Related%20passage sur Nedarim 6:8
הַנּוֹדֵר מִן הַתְּמָרִים, מֻתָּר בִּדְבַשׁ תְּמָרִים. מִסִּתְוָנִיּוֹת, מֻתָּר בְּחֹמֶץ סִתְוָנִיּוֹת. רַבִּי יְהוּדָה בֶן בְּתֵירָא אוֹמֵר, כָּל שֶׁשֵּׁם תּוֹלַדְתּוֹ קְרוּיָה עָלָיו וְנוֹדֵר הֵימֶנּוּ, אָסוּר אַף בַּיּוֹצֵא הֵימֶנּוּ. וַחֲכָמִים מַתִּירִין:
Si l'on se fait vœu de dattes, on lui permet (de manger) du miel de datte. de "sitvaniyoth" [raisins inférieurs laissés sur les vignes à l'automne (stav). Ils ne sont pas dignes du vin, et du vinaigre en est fait], il est autorisé (à manger) du vinaigre de sitvaniyoth.
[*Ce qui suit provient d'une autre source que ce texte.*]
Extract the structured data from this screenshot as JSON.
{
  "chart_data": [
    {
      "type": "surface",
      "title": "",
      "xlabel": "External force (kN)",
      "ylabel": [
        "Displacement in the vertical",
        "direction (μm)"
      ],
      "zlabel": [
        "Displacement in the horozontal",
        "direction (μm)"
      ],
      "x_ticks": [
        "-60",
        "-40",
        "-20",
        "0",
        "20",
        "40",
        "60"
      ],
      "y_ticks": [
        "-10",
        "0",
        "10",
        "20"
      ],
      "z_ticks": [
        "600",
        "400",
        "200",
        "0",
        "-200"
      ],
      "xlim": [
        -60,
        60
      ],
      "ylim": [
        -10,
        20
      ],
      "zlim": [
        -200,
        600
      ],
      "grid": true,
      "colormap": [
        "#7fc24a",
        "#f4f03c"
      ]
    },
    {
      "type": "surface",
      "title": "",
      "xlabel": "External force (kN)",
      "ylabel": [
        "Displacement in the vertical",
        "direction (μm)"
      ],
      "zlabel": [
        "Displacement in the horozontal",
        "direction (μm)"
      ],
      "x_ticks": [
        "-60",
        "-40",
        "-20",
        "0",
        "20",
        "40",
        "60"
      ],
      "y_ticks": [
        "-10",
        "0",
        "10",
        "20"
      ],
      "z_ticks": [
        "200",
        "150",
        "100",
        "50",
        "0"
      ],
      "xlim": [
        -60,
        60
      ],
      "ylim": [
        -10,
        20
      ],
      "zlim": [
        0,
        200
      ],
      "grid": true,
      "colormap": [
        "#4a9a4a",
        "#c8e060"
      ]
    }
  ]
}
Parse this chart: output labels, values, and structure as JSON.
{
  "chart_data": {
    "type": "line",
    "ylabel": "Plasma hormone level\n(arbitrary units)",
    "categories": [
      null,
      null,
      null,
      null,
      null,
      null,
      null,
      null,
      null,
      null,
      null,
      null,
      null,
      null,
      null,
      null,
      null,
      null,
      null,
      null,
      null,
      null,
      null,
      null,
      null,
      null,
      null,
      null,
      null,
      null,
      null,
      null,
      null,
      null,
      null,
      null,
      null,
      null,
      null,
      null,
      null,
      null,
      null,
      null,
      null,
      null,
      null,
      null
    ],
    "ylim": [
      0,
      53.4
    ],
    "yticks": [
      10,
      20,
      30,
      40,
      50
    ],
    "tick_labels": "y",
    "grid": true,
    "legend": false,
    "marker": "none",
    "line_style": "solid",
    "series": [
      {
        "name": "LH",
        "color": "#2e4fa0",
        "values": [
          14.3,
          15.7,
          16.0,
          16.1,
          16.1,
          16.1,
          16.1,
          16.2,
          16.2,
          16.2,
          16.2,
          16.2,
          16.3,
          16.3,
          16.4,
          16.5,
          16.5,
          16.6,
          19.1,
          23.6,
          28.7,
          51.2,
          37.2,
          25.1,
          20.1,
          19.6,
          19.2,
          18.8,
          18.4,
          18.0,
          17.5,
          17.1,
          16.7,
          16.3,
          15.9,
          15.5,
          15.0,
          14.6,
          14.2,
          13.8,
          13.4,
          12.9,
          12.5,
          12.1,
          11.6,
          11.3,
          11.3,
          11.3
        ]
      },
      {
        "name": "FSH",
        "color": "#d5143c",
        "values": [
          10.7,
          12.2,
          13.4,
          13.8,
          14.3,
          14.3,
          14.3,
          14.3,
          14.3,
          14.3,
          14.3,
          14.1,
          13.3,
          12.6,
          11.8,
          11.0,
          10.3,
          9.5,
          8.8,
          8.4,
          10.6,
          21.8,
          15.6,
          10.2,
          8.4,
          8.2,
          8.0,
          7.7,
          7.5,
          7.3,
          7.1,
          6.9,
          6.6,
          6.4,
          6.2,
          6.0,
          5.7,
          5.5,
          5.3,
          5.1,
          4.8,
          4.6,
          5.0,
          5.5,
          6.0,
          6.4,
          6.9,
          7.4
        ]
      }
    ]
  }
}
R. Yehudah b. Betheira dit: Toute chose dont les produits sont appelés par son nom [et même si elle a changé, elle est appelée par le nom de sa source, par exemple, "miel de datte", "vinaigre de sitvaniyoth"]—s'il s'en fait vœu, il lui est interdit (d'en manger) aussi ce qui en sort. Et les sages le permettent. [La différence entre le premier tanna et les sages est que le premier tanna soutient que celui qui se voue de sitvaniyoth est autorisé (à manger) le vinaigre exsudé par eux, mais il est interdit de manger les sitvaniyoth eux-mêmes. «Et les sages permettent» les sitvaniyoth eux-mêmes. Car puisque les sitvaniyoth ne sont pas mangés (en règle générale), quand il s'est voué de «sitvaniyoth», son intention était le vinaigre qu'ils dégageaient, et non les sitvaniyoth eux-mêmes. La halakha est conforme aux sages. Une autre interprétation: «Et les sages autorisent le sitvaniyoth-vinaigre comme ils le font le miel de datte, les sages soutenant que tant avec des choses dignes à manger qu'avec des choses qui ne sont pas dignes à manger, si l'on s'interdit une chose particulière à lui-même, il est autorisé à mange ce qui en sort.]